First, we will worry about the anterior/posterior move. The doctor wants to keep the anterior border and make the field 14.0 cm wide, thus effectively making the posterior border increase by 4.0 cm. This means we have to open the jaws 4.0 cm, and this opens the jaws equally to 2.0 cm on the anterior border and posterior borders. Again, we want to keep the anterior border where it is. Thus, we must shift the isocenter 2.0 cm posterior to move the anterior back to where it belongs. So, the shift is 2.0 cm. Thus, we know the SSDs will change by 2.0 cm for both AP and PA fields.
Since we are moving the field posteriorly the SSD for the AP will be:
half of the original separation + 2.0 cm
this will be 15 cm + 2 cm = 17 cm.
Take 100 cm - 17 cm and you get an SSD of 83 cm.
The SSD for the PA will be:
half of the original separation - 2.0 cm
this will be 15 cm - 2 cm = 13 cm.
take 100 cm - 13 cm and you get an SSD of 87 cm.
half of the original separation + 1.0 cm
this will be 20 cm + 1 cm = 21 cm.
Take 100 cm - 21cm and you get an SSD of 79 cm.
The SSD for the Lt-Lat will be:
half of the original separation - 1.0 cm
this will be 20 cm - 1 cm = 19 cm.
take 100 cm - 19 cm and you get an SSD of 81 cm.
If the doctor asks for a patient's field to be shifted 2.0 cm superiorly, will the table be moved towards the gantry or away from the gantry (assume this patient's head is toward the gantry)?

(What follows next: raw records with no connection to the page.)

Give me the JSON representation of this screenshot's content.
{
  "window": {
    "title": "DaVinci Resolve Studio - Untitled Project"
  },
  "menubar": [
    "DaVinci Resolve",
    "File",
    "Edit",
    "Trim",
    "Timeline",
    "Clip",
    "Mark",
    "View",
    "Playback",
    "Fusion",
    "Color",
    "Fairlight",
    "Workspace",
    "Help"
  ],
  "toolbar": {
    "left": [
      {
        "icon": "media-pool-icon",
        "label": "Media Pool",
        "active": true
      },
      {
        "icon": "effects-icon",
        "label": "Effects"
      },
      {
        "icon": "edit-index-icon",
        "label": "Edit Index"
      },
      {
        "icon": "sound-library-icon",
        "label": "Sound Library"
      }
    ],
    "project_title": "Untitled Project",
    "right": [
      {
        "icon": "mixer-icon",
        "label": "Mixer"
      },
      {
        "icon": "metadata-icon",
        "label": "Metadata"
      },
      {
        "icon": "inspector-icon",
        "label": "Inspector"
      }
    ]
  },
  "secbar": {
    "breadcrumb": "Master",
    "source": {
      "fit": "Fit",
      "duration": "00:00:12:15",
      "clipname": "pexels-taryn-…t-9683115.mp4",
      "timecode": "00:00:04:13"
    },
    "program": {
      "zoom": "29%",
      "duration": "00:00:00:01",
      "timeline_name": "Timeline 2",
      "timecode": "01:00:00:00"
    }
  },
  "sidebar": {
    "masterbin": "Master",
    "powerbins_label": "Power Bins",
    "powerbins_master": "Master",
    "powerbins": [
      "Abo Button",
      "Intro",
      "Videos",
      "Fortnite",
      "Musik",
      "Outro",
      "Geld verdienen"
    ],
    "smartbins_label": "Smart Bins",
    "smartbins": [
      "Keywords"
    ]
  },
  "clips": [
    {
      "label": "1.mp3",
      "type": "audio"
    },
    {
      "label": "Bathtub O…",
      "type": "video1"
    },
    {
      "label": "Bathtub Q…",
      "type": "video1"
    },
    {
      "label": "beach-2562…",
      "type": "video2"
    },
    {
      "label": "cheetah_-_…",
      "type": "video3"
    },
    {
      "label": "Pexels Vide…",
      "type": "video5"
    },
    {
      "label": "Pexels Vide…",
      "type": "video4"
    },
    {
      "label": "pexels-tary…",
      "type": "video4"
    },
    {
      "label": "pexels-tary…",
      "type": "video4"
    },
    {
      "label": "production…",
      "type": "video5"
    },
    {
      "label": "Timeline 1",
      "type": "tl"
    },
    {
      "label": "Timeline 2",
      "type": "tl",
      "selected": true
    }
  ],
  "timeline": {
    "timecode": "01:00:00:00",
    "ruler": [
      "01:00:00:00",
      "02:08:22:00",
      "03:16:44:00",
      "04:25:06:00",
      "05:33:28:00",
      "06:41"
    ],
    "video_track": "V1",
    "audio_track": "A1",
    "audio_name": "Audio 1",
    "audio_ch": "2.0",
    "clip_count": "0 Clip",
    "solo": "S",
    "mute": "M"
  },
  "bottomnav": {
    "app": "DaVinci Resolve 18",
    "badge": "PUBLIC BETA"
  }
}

To move central axis superiorly, the table will have to be moved away from the gantry. When you bring the table out (away from gantry), central axis will then move superiorly.
If the doctor asks for a field shift of 1.0 cm posteriorly, what direction will the table be moved, up or down (assume patient is supine)?
To move central axis posteriorly, the table will have to move up (vertically).